The Griffin Surname
It is unknown at this time how, when, or where the name Griffin became the fixed surname of our family. We are fairly confident that, if a historical record of the name Griffin being adopted by our family was under service to O'Sullivan Mor, that record has been destroyed. (1) Since the earliest records of variants of the English word Griffin being used as our family name are associated to O'Sullivan Mor, we will likely never have a record of how it came to be our family surname and we will likely never have a record of Scottish clan membership for our family [cf, the (Mac / O') Sheehy family who are members of Clan Donald].
Reference books usually claim that the Irish surname "Griffin" comes from "Gríobhtha" (modern spelling: Gríofa), probably because that is the modern Irish word for the mythical beast.

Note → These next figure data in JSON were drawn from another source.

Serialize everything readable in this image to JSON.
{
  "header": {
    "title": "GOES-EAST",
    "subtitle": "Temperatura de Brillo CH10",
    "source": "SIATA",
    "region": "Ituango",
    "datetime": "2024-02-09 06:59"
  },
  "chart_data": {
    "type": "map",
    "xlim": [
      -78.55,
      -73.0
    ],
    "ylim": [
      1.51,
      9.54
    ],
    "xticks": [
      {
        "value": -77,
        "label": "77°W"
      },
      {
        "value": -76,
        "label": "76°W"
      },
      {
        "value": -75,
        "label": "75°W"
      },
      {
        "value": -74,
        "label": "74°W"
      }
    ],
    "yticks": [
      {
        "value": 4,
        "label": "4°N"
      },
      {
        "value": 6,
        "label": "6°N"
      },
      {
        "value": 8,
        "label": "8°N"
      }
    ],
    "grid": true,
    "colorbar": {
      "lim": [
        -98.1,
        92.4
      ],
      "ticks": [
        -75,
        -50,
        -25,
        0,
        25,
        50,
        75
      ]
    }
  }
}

But the surname Ó Gríobhtha was anglicized as "Griffy", not Griffin, and applied only to a small clan in County Clare. The name "Griffy" or "O'Griffy" still exists but is quite rare.
Surnames came into use gradually in the Scottish Highlands, around the 13th/14th Centuries. Our Griffin ancestor left southwest Scotland to subsequently settle in County Kerry, Ireland no later than the 16th Century and presumably received his surname there, either as an epithet for a particularly strong or brave fighter, or simply as a description of his occupation.
Research by Kevin Griffin has uncovered what we believe to be a fitting origin of our family name: the Scottish Gaelic word grìbhean, which is pronounced very much like the English word "griffin". Gribhean and its stem gribh are the Gaelic words for the mythical beast called "griffin" in English. During the Middle Ages, griffin, or gribhean, also meant a fierce warrior. For reference see the Dictionarium Scoto-Celticum of 1828 or Edward O'Reilly's Irish dictionary of 1864. In late Middle Ages Ireland, the epithet "Gribhean" would have been understood by English speakers, in addition to both Scottish and Irish Gaelic speakers, to mean a griffin - a fierce warrior. A suitable Gaelic surname for the Griffin descendants of the Griffens listed in the 1601 pardon is Ó Gribhein — a surname, combining Irish, Scottish, and English features, meaning descendant of Griffin.
These are some other translations and spellings of the English name Griffin into Irish Gaelic that have been recorded:
Note that none of these other translations of our Griffin name appear to have historical basis before the 19th century Gaelic Revival and none reflect the actual pronunciation of our name. The pronunciation of grìbhean is essentially the same as that of griffin and gribhean was common in both Irish and Scottish Gaelic dictionaries before the Irish Gaelic spelling reforms of the 20th century.
The use of the Gaelic name Gribhean for County Kerry Griffins is not without precedent. Gribhean is the Gaelic form of the name Griffin in the Irish province of Munster as professed by John Rooney in his 1895 book, A genealogical history of Irish families.
"The last 0' Sullivan Mor died at Tomies in 1762. He left an illegitimate son, whose grandson is a fisherman at Killarney. This grandson told me that when a gossoon some thirty years ago, he went to see his grandfather lying dead at Tomies. He saw not only his departed ancestor, but also a great pile of old papers, " maybe three feet high, mostly written on skins in Latin and Irish ; and faith I was in dread they might fall into the hands of the Mahonys or some other new people in the country, and they might get more of the old 0' Sullivan estates, so I burned them all myself!" - O'Connell, Mrs Morgan John, The Last Colonel of the Irish Brigade, 53.